Auburn et al. observed a three-part organisation of disbelief in the talk of the police officer, first indicated in lines 2-5, as the interviewer discounts the version of events provided by suspect. The officer accuses the suspect of not only being dishonest with the institutional ‘us’ but also engaging in self-deception. The officer then upgrades the accusation by replacing the indirect ‘you’re not actually being honest with your self and with us’ with an overt accusation of dishonesty, ‘I don’t believe that you’re actually telling the truth’ (lines 4-5). The officer implies that an objective truth exists into which the known facts fit and that the accused and the accuser possess this information. Following the suspect’s denial in line 6, the officer instructs the suspect to reconsider, ‘think carefully (.) and answer the question honestly’ (lines 14-15). The interviewer creates an expectation that the discrepancy between the accounts of the suspect and police officer should be resolved through an amendment of the suspect’s original account. In Dutch police interviews with individuals accused of theft, Komter (2003) charts the

progression of an officer’s distrust in a suspect’s version of events, from questioning the plausibility of the account with reference to commonsense notions of events and responses, to encouraging the suspect to admit to downgraded versions of the offence.
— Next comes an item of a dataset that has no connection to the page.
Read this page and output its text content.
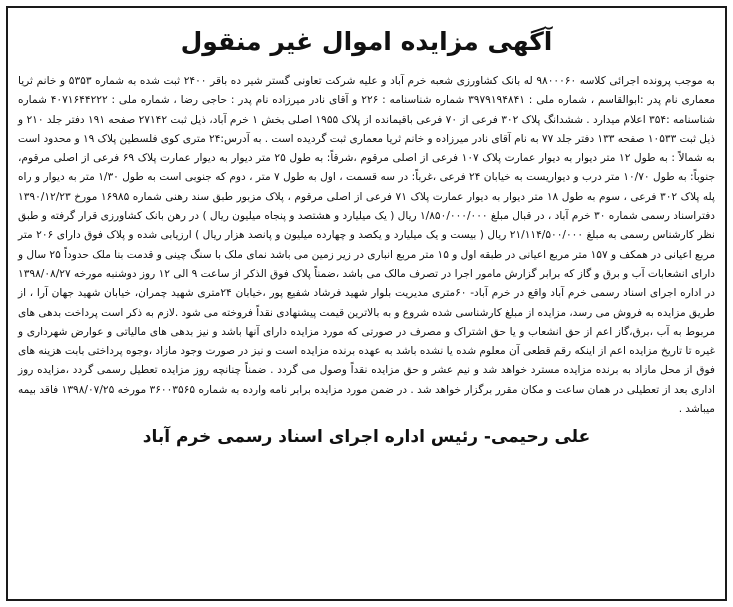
آگهی مزایده اموال غیر منقول

به موجب پرونده اجرائی کلاسه ۹۸۰۰۰۶۰ له بانک کشاورزی شعبه خرم آباد و علیه شرکت تعاونی گستر شیر ده باقر ۲۴۰۰ ثبت شده به شماره ۵۳۵۳ و خانم ثریا معماری نام پدر :ابوالقاسم ، شماره ملی : ۳۹۷۹۱۹۴۸۴۱ شماره شناسنامه : ۲۲۶ و آقای نادر میرزاده نام پدر : حاجی رضا ، شماره ملی : ۴۰۷۱۶۴۴۲۲۲ شماره شناسنامه :۳۵۴ اعلام میدارد . ششدانگ پلاک ۳۰۲ فرعی از ۷۰ فرعی باقیمانده از پلاک ۱۹۵۵ اصلی بخش ۱ خرم آباد، ذیل ثبت ۲۷۱۴۲ صفحه ۱۹۱ دفتر جلد ۲۱۰ و ذیل ثبت ۱۰۵۳۳ صفحه ۱۳۳ دفتر جلد ۷۷ به نام آقای نادر میرزاده و خانم ثریا معماری ثبت گردیده است . به آدرس:۲۴ متری کوی فلسطین پلاک ۱۹ و محدود است به شمالاً : به طول ۱۲ متر دیوار به دیوار عمارت پلاک ۱۰۷ فرعی از اصلی مرقوم ،شرقاً: به طول ۲۵ متر دیوار به دیوار عمارت پلاک ۶۹ فرعی از اصلی مرقوم، جنوباً: به طول ۱۰/۷۰ متر درب و دیواریست به خیابان ۲۴ فرعی ،غرباً: در سه قسمت ، اول به طول ۷ متر ، دوم که جنوبی است به طول ۱/۳۰ متر به دیوار و راه پله پلاک ۳۰۲ فرعی ، سوم به طول ۱۸ متر دیوار به دیوار عمارت پلاک ۷۱ فرعی از اصلی مرقوم ، پلاک مزبور طبق سند رهنی شماره ۱۶۹۸۵ مورخ ۱۳۹۰/۱۲/۲۳ دفتراسناد رسمی شماره ۳۰ خرم آباد ، در قبال مبلغ ۱/۸۵۰/۰۰۰/۰۰۰ ریال ( یک میلیارد و هشتصد و پنجاه میلیون ریال ) در رهن بانک کشاورزی قرار گرفته و طبق نظر کارشناس رسمی به مبلغ ۲۱/۱۱۴/۵۰۰/۰۰۰ ریال ( بیست و یک میلیارد و یکصد و چهارده میلیون و پانصد هزار ریال ) ارزیابی شده و پلاک فوق دارای ۲۰۶ متر مربع اعیانی در همکف و ۱۵۷ متر مربع اعیانی در طبقه اول و ۱۵ متر مربع انباری در زیر زمین می باشد نمای ملک با سنگ چینی و قدمت بنا ملک حدوداً ۲۵ سال و دارای انشعابات آب و برق و گاز که برابر گزارش مامور اجرا در تصرف مالک می باشد ،ضمناً پلاک فوق الذکر از ساعت ۹ الی ۱۲ روز دوشنبه مورخه ۱۳۹۸/۰۸/۲۷ در اداره اجرای اسناد رسمی خرم آباد واقع در خرم آباد- ۶۰متری مدیریت بلوار شهید فرشاد شفیع پور ،خیابان ۲۴متری شهید چمران، خیابان شهید جهان آرا ، از طریق مزایده به فروش می رسد، مزایده از مبلغ کارشناسی شده شروع و به بالاترین قیمت پیشنهادی نقداً فروخته می شود .لازم به ذکر است پرداخت بدهی های مربوط به آب ،برق،گاز اعم از حق انشعاب و یا حق اشتراک و مصرف در صورتی که مورد مزایده دارای آنها باشد و نیز بدهی های مالیاتی و عوارض شهرداری و غیره تا تاریخ مزایده اعم از اینکه رقم قطعی آن معلوم شده یا نشده باشد به عهده برنده مزایده است و نیز در صورت وجود مازاد ،وجوه پرداختی بابت هزینه های فوق از محل مازاد به برنده مزایده مسترد خواهد شد و نیم عشر و حق مزایده نقداً وصول می گردد . ضمناً چنانچه روز مزایده تعطیل رسمی گردد ،مزایده روز اداری بعد از تعطیلی در همان ساعت و مکان مقرر برگزار خواهد شد . در ضمن مورد مزایده برابر نامه وارده به شماره ۳۶۰۰۳۵۶۵ مورخه ۱۳۹۸/۰۷/۲۵ فاقد بیمه میباشد .

علی رحیمی- رئیس اداره اجرای اسناد رسمی خرم آباد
This need for a detailed, explicit, institutionally preferred version of events has been explained by Gibbons (2003) as a ‘pursuit of precision’. Due to the influential nature of legal formulations, such as whether a killing is described as murder or manslaughter, Gibbons claims that officers adopt a formal, over-elaborate vocabulary, such as ‘I was proceeding down the highway in a south easterly direction’ rather than ‘I was walking down the road’ (Gibbons 2003: 85), to eliminate misinterpretation in the criminal justice system.